Recap Attempt #2 – Blind, furious rage
In the seventh inning, the Pirates were all over Luke Gregerson. Every player up was stinging the ball and the three runs they scored seemed to cross the plate in the blink of an eye. The Pirates made three outs that inning; one was on a sacrifice bunt by Brandon Wood (with Chris Snyder on first and Ronny Cedeno on deck). One was on a caught stealing when Andrew McCutchen telegraphed his steal like his middle name is Marconi. It was a big inning, but if the Pirates didn’t give outs away it could’ve been a huge one. 

Which leads us to the ninth inning. Brandon Wood lead off with a leadoff walk (his THIRD walk as a Pirate!). Ronny Cedeno then bunted him over in a marginally more defensible bunt with the Pirates being down a run and it being the ninth inning and Ryan Doumit was slated to pinch hit. Then, on the first pitch to Doumit, catcher Rob Johnson briefly lost the ball in the dirt by his foot and Wood decided to book it for third. He was thrown out. So in the ninth inning of a tie game, the Pirates made three outs and one was on a bunt and one was a caught stealing. In a close game, they handed four of their last nine outs to the other team. 

Almost certainly, Brandon Wood’s decision to go to third on the ball in the dirt was his own.

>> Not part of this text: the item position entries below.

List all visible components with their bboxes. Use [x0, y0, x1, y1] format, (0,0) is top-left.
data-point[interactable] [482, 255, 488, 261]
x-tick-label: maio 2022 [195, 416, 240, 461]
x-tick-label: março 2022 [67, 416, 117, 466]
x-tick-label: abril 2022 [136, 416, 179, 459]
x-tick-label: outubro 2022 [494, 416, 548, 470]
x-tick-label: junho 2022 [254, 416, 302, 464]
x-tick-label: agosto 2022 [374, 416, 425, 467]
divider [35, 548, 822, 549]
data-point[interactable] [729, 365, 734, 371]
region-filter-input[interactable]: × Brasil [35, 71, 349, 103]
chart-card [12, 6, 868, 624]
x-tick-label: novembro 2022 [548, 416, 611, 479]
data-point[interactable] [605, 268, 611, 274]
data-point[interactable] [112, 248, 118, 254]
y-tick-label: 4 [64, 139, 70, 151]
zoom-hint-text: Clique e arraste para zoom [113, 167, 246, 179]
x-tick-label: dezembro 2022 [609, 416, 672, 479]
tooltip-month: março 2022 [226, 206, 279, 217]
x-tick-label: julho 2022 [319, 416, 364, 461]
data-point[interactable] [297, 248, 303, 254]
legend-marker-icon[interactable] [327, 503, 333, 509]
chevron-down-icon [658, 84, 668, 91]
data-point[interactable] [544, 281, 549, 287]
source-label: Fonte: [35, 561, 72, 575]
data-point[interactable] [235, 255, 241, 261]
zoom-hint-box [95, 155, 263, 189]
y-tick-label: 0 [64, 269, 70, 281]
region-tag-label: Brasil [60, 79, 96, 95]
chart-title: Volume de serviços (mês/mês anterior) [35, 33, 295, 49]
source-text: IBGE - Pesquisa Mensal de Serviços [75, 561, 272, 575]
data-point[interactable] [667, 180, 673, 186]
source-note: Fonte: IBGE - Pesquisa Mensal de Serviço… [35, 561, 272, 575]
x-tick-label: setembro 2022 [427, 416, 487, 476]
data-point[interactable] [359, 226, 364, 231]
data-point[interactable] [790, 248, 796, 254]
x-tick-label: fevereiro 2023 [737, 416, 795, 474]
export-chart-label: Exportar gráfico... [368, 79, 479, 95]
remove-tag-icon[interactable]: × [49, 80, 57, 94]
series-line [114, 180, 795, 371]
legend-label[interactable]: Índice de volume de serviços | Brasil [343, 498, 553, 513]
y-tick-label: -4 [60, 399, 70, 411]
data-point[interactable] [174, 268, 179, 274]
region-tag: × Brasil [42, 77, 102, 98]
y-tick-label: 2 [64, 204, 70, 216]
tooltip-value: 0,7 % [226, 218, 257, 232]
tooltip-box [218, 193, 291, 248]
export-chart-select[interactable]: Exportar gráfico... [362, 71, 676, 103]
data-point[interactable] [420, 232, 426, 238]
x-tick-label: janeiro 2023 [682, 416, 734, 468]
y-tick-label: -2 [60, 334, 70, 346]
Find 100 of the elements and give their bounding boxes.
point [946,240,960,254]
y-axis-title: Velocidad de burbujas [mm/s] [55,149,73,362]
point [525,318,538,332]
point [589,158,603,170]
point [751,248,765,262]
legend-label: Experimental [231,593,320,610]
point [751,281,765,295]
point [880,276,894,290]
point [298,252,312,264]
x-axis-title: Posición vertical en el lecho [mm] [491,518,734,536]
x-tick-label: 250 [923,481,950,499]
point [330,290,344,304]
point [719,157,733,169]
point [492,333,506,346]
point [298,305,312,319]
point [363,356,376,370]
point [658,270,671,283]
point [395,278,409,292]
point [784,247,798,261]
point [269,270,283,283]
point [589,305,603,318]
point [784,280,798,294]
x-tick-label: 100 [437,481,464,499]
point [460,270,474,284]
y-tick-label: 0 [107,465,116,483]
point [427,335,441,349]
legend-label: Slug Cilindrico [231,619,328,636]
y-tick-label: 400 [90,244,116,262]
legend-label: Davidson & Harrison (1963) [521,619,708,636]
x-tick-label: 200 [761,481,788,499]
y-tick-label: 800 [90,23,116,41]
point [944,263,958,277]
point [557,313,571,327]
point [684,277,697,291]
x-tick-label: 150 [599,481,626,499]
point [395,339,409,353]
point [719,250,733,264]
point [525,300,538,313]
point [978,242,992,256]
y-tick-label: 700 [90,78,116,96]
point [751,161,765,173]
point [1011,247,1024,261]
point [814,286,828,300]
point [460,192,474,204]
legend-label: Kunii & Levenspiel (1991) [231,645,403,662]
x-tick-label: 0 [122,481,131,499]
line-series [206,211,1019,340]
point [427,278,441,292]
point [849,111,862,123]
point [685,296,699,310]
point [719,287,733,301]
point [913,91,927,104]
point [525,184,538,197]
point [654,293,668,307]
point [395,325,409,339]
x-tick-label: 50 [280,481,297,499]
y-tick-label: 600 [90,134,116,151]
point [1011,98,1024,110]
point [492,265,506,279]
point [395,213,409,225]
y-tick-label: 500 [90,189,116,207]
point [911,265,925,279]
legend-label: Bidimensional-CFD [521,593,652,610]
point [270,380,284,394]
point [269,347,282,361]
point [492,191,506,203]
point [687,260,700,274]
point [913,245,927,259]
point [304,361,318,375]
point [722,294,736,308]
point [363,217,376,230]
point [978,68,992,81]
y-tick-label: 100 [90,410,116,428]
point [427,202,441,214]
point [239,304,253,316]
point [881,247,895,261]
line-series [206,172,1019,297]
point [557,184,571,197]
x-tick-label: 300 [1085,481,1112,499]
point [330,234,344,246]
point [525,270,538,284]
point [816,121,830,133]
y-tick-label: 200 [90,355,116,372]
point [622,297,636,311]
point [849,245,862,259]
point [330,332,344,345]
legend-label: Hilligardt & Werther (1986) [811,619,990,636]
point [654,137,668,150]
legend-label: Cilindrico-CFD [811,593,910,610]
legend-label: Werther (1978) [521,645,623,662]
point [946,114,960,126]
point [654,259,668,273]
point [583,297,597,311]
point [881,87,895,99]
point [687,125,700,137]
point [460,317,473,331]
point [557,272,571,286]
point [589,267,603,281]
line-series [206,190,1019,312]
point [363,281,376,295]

I don’t care. Clint Hurdle has said time and time again this year that his team will always be aggressive. When Andrew McCutchen was thrown out at home for the final out in a game in which the Pirates trailed by three, Hurdled defended the move by saying that being aggressive would win the team more games than it loses them in the long run. And I’ll say now what I said then: being aggressive, especially on the base paths, is completely pointless if you’re unaware of the situation. Brandon Wood was on second base with one out in the ninth inning of a one-run game. Ryan Doumit was up and Andrew McCutchen was on deck. If there’s any chance at all that he’s going to be thrown out at third, that’s too big of a risk to take. If the manager preaches aggressiveness over everything else at any cost, the players will never, ever think this way. And the Pirates will lose more games than they should win if they’d just use their heads a little bit. 

The Pirates tried really hard to give away last night’s game. They succeeded tonight.